Die aufgemalte Szene ist nicht die einzige, die die Gedanken von Besuchern in dem 25 Quadratmeter großen Zimmer in die frühe Nachkriegszeit abdriften lässt. Neben dem sehnsuchtvollen Schmetterlingsfänger hebt ein Heißluftballon ab, darin wieder ein Soldat und ein hübsches Mädchen.

Auf der Wand gegenüber hockt eine Schöne auf drei Pfählen im Wasser und angelt sich mit einem Herz-Köder einen dicken Fisch. Eines der zarten, geradezu federleichten Wandgemälde auf Putz funktioniert über zwei Ecken — auf der einen Seite sind Schulter an Schulter zwei Soldaten zu sehen. Sie beobachten mit schelmischem Blick eine schlanke Schöne, die den Saum ihres kurzen blauen Kleides gehoben hat, um ihr Strumpfband zu richten.

„Wir vermuten, dass die Bilder von englischen Postkarten abgemalt worden sind“, sagt Uli Kohlen. Konkreteres hat ihre spontane Recherche vor Jahren nicht hervorgebracht. Die Motive, vermutet sie, sollten „die Moral der Soldaten pushen“. Signiert sind die Bilder nicht. Nach der Entdeckung hatte sie Stadt, Stadtarchiv und Denkmalschutz auf die ungewöhnlichen Zeichnungen aufmerksam gemacht.

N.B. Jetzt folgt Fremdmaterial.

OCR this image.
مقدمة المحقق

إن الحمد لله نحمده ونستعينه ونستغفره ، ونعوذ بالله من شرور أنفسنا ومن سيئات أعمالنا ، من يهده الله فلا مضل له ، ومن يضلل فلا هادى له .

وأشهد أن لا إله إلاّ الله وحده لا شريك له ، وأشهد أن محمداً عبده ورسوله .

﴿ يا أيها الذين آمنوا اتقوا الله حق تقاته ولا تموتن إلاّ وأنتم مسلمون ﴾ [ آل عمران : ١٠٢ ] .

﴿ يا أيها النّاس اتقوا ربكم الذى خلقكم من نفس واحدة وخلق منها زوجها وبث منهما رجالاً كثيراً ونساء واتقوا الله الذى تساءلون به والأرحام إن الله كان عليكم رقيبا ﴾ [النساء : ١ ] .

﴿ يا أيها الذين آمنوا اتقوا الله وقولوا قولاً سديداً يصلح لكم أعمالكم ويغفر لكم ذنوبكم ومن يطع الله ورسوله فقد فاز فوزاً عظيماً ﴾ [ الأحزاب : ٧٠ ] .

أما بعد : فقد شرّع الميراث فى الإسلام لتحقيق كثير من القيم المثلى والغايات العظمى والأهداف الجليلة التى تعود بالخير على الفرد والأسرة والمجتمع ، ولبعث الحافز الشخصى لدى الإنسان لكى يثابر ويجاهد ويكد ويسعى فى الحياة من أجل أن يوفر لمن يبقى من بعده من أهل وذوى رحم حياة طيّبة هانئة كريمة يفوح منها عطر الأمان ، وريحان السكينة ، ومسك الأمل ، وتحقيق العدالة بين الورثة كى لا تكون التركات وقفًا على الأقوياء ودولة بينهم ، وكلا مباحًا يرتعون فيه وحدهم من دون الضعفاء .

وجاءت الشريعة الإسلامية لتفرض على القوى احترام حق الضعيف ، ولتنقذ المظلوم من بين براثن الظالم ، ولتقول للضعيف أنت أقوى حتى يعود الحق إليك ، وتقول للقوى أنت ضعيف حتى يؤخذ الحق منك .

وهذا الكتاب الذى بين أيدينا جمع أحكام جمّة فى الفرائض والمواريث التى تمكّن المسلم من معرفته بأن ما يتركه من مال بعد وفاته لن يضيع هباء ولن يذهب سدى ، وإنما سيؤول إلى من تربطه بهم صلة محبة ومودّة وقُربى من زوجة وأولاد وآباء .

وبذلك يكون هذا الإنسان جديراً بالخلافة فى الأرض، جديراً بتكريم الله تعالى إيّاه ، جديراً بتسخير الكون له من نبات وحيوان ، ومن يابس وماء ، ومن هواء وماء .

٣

Nun bekommt die Frage nach dem „Wer hat’s gemalt“ neuen Auftrieb. Denn der Kempener Stadtführer Gustaaf Gijsemans hat jetzt, 15 Jahre nach ihrer Wiederentdeckung, von den 70 Jahre alten Zeichnungen erfahren und ist begeistert. „Sie sind wunderschön. Doch die wenigstens wissen davon. Dabei sind sie einzigartig für ein Privathaus in Kempen, vielleicht sogar für ganz Nordrhein-Westfalen und darüber hinaus.“

Jahrzehnte waren die Zeichnungen unter mehreren Tapetenlagen verborgen. Erst als Ulrike Kohlen und Ivo Gilbert das Haus Anfang des Jahrtausends erwarben und nach und nach die Räume renovierten, kamen die Motive wieder ans Licht. „Im Herbst 2001 haben wir beim Tapetenabreißen eine Zeichnung entdeckt und uns dann ganz vorsichtig weiter durch den Raum gearbeitet“, erzählt Ulrike Kohlen.

Durch die Tapetenlagen hatten die Zeichnungen gelitten, wiesen weiße Flächen, Riefen und Löcher im übermalten Putz auf. Die Familie hat ob der historischen Besonderheit und der Qualität des Fundes alle Bilder von einem befreundeten Restaurator wieder herrichten lassen. Peter Kohlen: „Andere wären vielleicht mit dem Quast drüber gegangen.“ Weitere Bilder wurden im Haus nicht gefunden.

Der Kempener Experte Hans Kaiser ordnet Zeit und Fundstelle historisch ein: Am 3. März 1945 hatte das 2. Bataillon des US-Infanterieregiments 333 Kempen besetzt. Ende April 1945 lösten die Engländer die Amerikaner als Besatzungsmacht in der Stadt ab. „Während der amerikanische Commander vorwiegend militärische Befehlsgewalt hatte, stellte sein englischer Nachfolger bald den Repräsentaten einer neu errichteten Militärregierung dar, die für die britische Besatzungszone in Deutschland zuständig ist.“ Der deutsche Landrat sei nicht viel mehr als ein Befehlsempfänger des britischen Kommandanten gewesen. „Der residierte im Haus Hersfeldt am Donkring 36.“

Die Villa Hersfeldt ist 1981 abgebrochen worden. Als sie noch Sitz der britischen Militärregierung in Kempen war, soll der Vordereingang für Militär und Behörden reserviert gewesen sein. Die Zivilbevölkerung hatte die Hintertür zu benutzen.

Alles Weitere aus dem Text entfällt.